Im Mittelpunkt des Gespräches standen Möglichkeiten eines verstärkten Engagements der Stiftung Verbundenheit mit den Deutschen im Ausland und des Vereins für deutsche Kulturbeziehungen im Ausland (VDA) in Argentinien. Der VDA unterhält seit nahezu 30 Jahren enge Verbindungen zu Deutschen Schulen in Argentinien, von denen regelmäßig Schüler in den Austausch nach Deutschland gehen. Neben einer besseren Entwicklung und Verstetigung eines deutsch-argentinischen Jugendaustausches erörterte man auch Möglichkeiten einer Stärkung der Struktur der deutschen Gemeinschaften in Argentinien. Noch heute existiert eine Anzahl von Organisationen und Vereinigungen in Argentinien, die sich im Zuge der deutschen Einwanderungswellen im ganzen Land geründet haben.
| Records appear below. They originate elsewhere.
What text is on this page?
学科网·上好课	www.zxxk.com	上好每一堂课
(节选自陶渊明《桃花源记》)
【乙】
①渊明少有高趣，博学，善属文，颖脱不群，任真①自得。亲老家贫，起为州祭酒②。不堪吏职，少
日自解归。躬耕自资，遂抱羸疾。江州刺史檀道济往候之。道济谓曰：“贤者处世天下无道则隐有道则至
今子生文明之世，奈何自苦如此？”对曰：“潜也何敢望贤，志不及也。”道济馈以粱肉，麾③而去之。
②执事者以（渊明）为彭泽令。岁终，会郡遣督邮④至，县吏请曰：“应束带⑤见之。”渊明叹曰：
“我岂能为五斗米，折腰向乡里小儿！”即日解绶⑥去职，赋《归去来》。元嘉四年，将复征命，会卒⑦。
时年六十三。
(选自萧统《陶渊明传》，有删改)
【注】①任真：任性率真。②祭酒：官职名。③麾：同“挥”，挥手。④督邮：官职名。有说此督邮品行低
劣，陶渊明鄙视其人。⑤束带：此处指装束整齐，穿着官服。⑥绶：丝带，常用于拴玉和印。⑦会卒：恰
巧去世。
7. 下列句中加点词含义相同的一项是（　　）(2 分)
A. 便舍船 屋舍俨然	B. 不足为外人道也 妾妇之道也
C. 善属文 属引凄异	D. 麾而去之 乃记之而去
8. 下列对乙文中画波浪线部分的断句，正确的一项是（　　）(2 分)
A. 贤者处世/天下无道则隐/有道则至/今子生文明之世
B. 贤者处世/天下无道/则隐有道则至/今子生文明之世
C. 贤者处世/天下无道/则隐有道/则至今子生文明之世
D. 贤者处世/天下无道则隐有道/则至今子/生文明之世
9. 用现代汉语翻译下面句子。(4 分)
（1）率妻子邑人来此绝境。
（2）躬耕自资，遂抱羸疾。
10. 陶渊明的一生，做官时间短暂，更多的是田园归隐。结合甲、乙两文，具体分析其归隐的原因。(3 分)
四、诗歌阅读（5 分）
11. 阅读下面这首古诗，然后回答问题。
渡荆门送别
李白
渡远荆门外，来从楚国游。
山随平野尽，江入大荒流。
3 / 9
Der gesellschaftliche Einsatz von Dr. Thomas Leonhardt ist immens: Sei es als Präsident des Deutschen Clubs, als Mitgründer des Europäischen Clubs oder durch Vorstandstätigkeiten in der Auslandshandelskammer, im Verband der Deutsch-Argentinischen Vereinigungen, im Argentinischen Rat für internationale Beziehungen, in der Deutsch-Argentinischen Wissenschaftsvereinigung ,in der Deutsch-Argentinischen Juristen-Vereinigung, bei “SOS Kinderdorf Argentinien”, beim Musikförderverein “Mozarteum” oder in der Deutschen Wohltätigkeitsgesellschaft. Das San Martín-Denkmal in Berlin wäre ohne den persönlichen Einsatz des Rechtsanwalts aus Buenos Aires nicht denkbar gewesen. Zudem engagiert sich Dr. Thomas Leonhardt in der Vereinigung “Grupo de las dos orillas”, in der Nachfahren von Opfern der Shoa und nichtjüdische Deutsche im Dialog miteinander stehen. Dr. Leonhardt ist auch Vorsitzender des Instituts „Institución Cultural Argentino Germana“, das in den 20er Jahren von argentinischen Akademikern gegründet worden war, die sich für die deutsche Kultur und Sprache interessierten.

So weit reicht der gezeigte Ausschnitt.